Some of the most significant opposition has come from medical and public health experts. Public health researchers object to the referendum's ban on information from vital statistics, which they say they depend on to understand why certain groups -- not just minorities -- suffer more from certain illnesses or how diseases spread, or why some people tend to die from diseases that others survive.

The initiative contains an exemption from the ban on collecting data for medical research subjects or patients (as well as for police when identifying suspects and prisons when assigning prisoners, and where federal law requires the information). Connerly says the initiative would do nothing to stop doctors from gathering information useful to fight disease or conduct research, and accuses his critics of distorting the content of the initiative as a "scare tactic."

"They've repeated their claim so often that fighting back is like trying to prove a negative," Connerly said, "like 'How long have you been beating your wife?' "

The dispute over the medical exemption has ended up in court. Proposition 54 supporters sued the state and succeeded last month in having the ballot summary changed to add an exemption for "all medical and health-care related matter" to the initiative's description. Then, last week, a judge, prompted by a suit filed by the Mexican American Legal Defense and Education Fund, ordered that the ballot summary be changed so that the exemption reflects the exact wording on the initiative, "for medical research subjects and patients."

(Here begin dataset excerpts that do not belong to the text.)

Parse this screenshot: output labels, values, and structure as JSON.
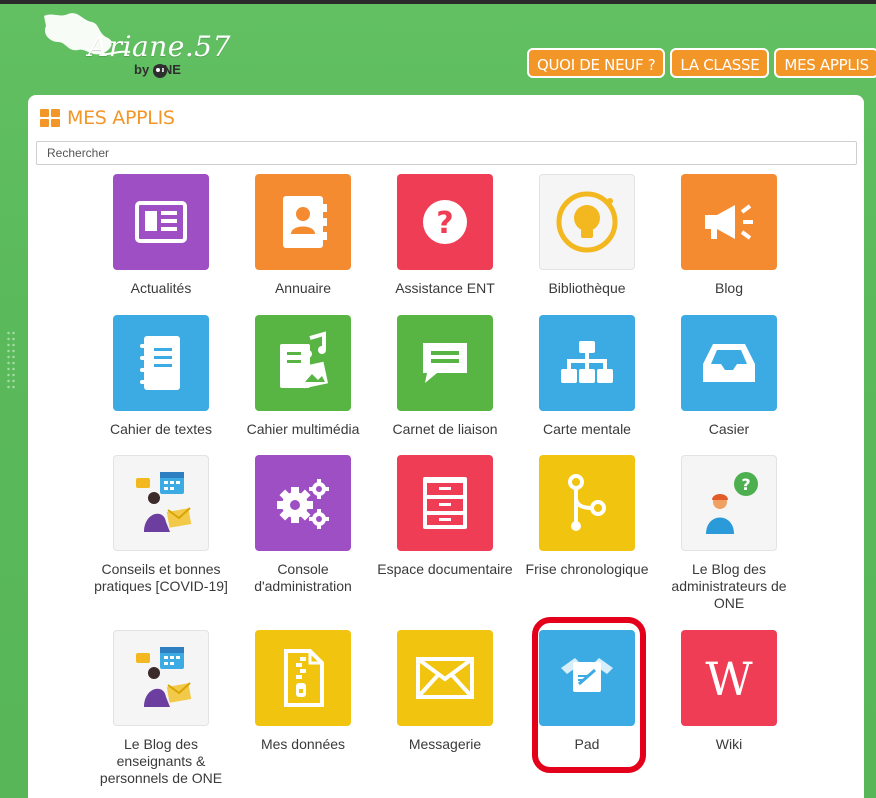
{
  "brand": {
    "name": "Ariane.57",
    "by": "by ONE"
  },
  "nav": {
    "items": [
      "QUOI DE NEUF ?",
      "LA CLASSE",
      "MES APPLIS"
    ]
  },
  "panel": {
    "title": "MES APPLIS",
    "search_placeholder": "Rechercher"
  },
  "apps": [
    {
      "label": "Actualités",
      "icon": "newspaper-icon",
      "color": "#9d4fc3"
    },
    {
      "label": "Annuaire",
      "icon": "address-book-icon",
      "color": "#f58b31"
    },
    {
      "label": "Assistance ENT",
      "icon": "question-icon",
      "color": "#ef3d55"
    },
    {
      "label": "Bibliothèque",
      "icon": "lightbulb-icon",
      "color": "#f5f5f5"
    },
    {
      "label": "Blog",
      "icon": "megaphone-icon",
      "color": "#f58b31"
    },
    {
      "label": "Cahier de textes",
      "icon": "notebook-icon",
      "color": "#3cabe3"
    },
    {
      "label": "Cahier multimédia",
      "icon": "multimedia-icon",
      "color": "#59b543"
    },
    {
      "label": "Carnet de liaison",
      "icon": "chat-bubble-icon",
      "color": "#59b543"
    },
    {
      "label": "Carte mentale",
      "icon": "sitemap-icon",
      "color": "#3cabe3"
    },
    {
      "label": "Casier",
      "icon": "inbox-icon",
      "color": "#3cabe3"
    },
    {
      "label": "Conseils et bonnes pratiques [COVID-19]",
      "icon": "person-calendar-icon",
      "color": "#f5f5f5"
    },
    {
      "label": "Console d'administration",
      "icon": "gears-icon",
      "color": "#9d4fc3"
    },
    {
      "label": "Espace documentaire",
      "icon": "drawers-icon",
      "color": "#ef3d55"
    },
    {
      "label": "Frise chronologique",
      "icon": "timeline-icon",
      "color": "#f1c40f"
    },
    {
      "label": "Le Blog des administrateurs de ONE",
      "icon": "person-question-icon",
      "color": "#f5f5f5"
    },
    {
      "label": "Le Blog des enseignants & personnels de ONE",
      "icon": "person-calendar-icon",
      "color": "#f5f5f5"
    },
    {
      "label": "Mes données",
      "icon": "zip-file-icon",
      "color": "#f1c40f"
    },
    {
      "label": "Messagerie",
      "icon": "envelope-icon",
      "color": "#f1c40f"
    },
    {
      "label": "Pad",
      "icon": "pad-icon",
      "color": "#3cabe3"
    },
    {
      "label": "Wiki",
      "icon": "wikipedia-icon",
      "color": "#ef3d55"
    }
  ]
}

The initiative's exemption, public health experts say, is so narrow as to be of no use. Scores of medical and public health organizations oppose Proposition 54, saying it could prove dangerous. Carmen R. Nevarez, a vice president at the Berkeley-based Public Health Institute in Oakland, calls the initiative "poorly written and thought out."

"For the purposes of public health, which gathers its information from statistics in public records -- birth and death certificates -- the initiative is very troubling," she said. "The statistics we look at on race and ethnicity not only help minorities, they help public health professionals study information that benefits the entire population. If there is a disease outbreak in one population, we can locate, then treat and guard the public from an epidemic."

Diane Schachterle, coordinator the Proposition 54 campaign, said that while the medical exemption issue could be settled in court or by the legislature, the goal of the initiative should not suffer because of differences in interpretation. "How will we ever become a color-blind society," she asked, "if our entire focus is race? How can we ever get past it?"